To me, this does not seem like a far-reaching use-case as I encountered the bug in the following situation:
(1) Process 1: a GUI hosted on a web browser, ideally permanently running
(2) Process 2: scripts for admins to update the database (CLI was much more efficient for these DB updates).

However, after the second process is run, the changes to the database can be viewed in process 1 using client.get(), but query fails to see any added or removed documents.

Below is a simple working example of the situation. When delving into the code to discover why I could see new documents but could not query them, I also found that clearing the _instances cache would resolve the issue, although I could not pinpoint which instance was causing it. My minimal code also shows the effect of this.

system = SharedSystemClient._identifier_to_system.get(identifier)
if system:
    system._instances.clear()

Minimal Example

# my system had out of date sqlite3
import sys
__import__("pysqlite3")
sys.modules["sqlite3"] = sys.modules.pop("pysqlite3")

# sorry for having langchain in the example case.
from langchain_chroma import Chroma
from langchain_core.documents import Document
from langchain_community.embeddings import FakeEmbeddings
from pathlib import Path
import time

db_path = "test-db"
collection_name = "docs"


def print_search(message, client: Chroma):
    print('=====================================')
    print(message)
    docs = client.get()
    print(' - GET')
    for uuid, text in zip(docs['ids'], docs['documents']):
        print(f"     - {uuid[0:8]}...:  {text}")
    docs = client.similarity_search("Hello", k=3)
    print(' - SIMILARITY SEARCH')
    for doc in docs:
        print(f"     - {doc.id[0:8]}...:  {doc.page_content}")


def main() -> None:
    import shutil
    import subprocess, sys

    if Path(db_path).exists():
        shutil.rmtree(db_path)

    # Create the first client and add the initial document.
    client1 = Chroma(
        collection_name,
        persist_directory=db_path,
        embedding_function=FakeEmbeddings(size=10)
    )
    doc1 = Document(page_content="Hello world")
    client1.add_documents([doc1])
    
    print_search("# MAIN CLIENT Search 1", client1)

    # Launch the second client in a subprocess.
    proc = subprocess.Popen([sys.executable, __file__, "--child"])

    # Wait until the flag file is created by the second process.
    flag_file = Path(db_path) / "ready.txt"
    while not flag_file.exists():
        time.sleep(0.1)

    # Now that the flag file exists, upload a second document.
    doc2 = Document(page_content="Second hello")
    client1.add_documents([doc2])
   
    print_search("# MAIN CLIENT Search 2", client1)

    # Remove the flag file to signal the second client to continue.
    flag_file.unlink(missing_ok=True)

    # Wait for the second client process to finish.
    proc.wait()

def second_client_task() -> None:
    # Create the second client.
    client2 = Chroma(
        collection_name,
        persist_directory=db_path,
        embedding_function=FakeEmbeddings(size=10)
    )
    # Run the first query.
    print_search("# SUBPROCESS CLIENT Search 1", client2, )

    flag_file = (Path(db_path)/"ready.txt")
    flag_file.write_text('ready for second upload')
    
    while flag_file.exists():
        time.sleep(0.1)

    print_search("# SUBPROCESS CLIENT Search 2", client2, )

    # Create a third client without clearing any underlying caches
    client3 = Chroma(
        collection_name,
        persist_directory=db_path,
        embedding_function=FakeEmbeddings(size=10)
    )

    print_search("# SUBPROCESS NEW CLIENT Search 2", client3, )

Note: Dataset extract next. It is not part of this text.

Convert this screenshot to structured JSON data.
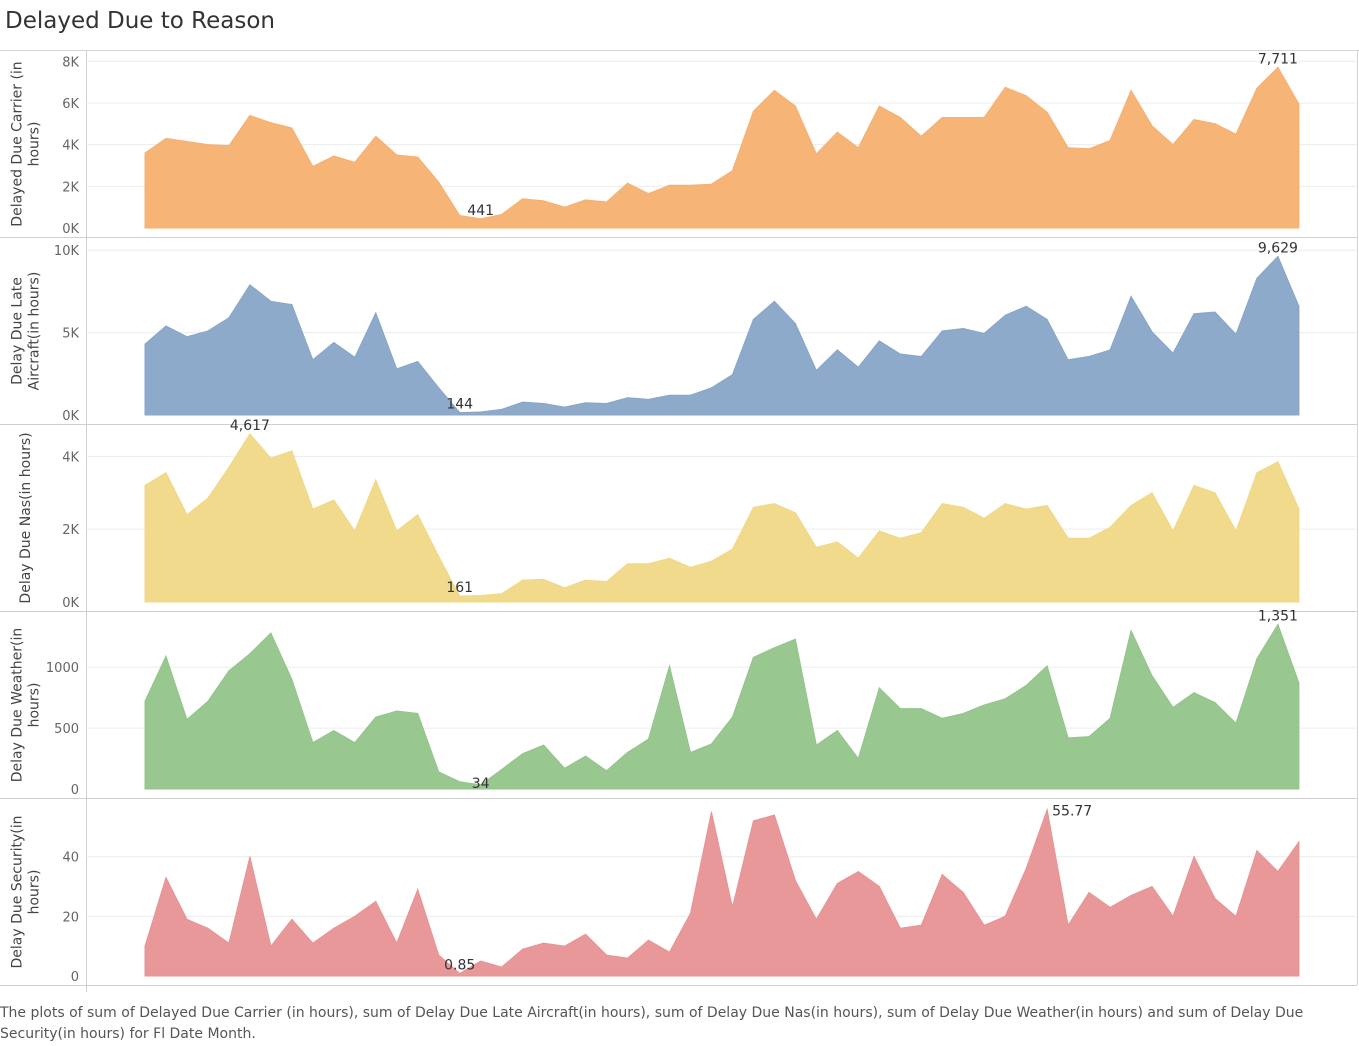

    # Clear the built in caches for underlying components
    from chromadb.api.shared_system_client import SharedSystemClient
    identifier = SharedSystemClient._get_identifier_from_settings(
        client3._client_settings
    )
    system = SharedSystemClient._identifier_to_system.get(identifier)
    if system:
        system._instances.clear()

    client4 = Chroma(
        collection_name,
        persist_directory=db_path,
        embedding_function=FakeEmbeddings(size=10)
    )

    print_search("# SUBPROCESS FINAL CLIENT Search 2", client4, )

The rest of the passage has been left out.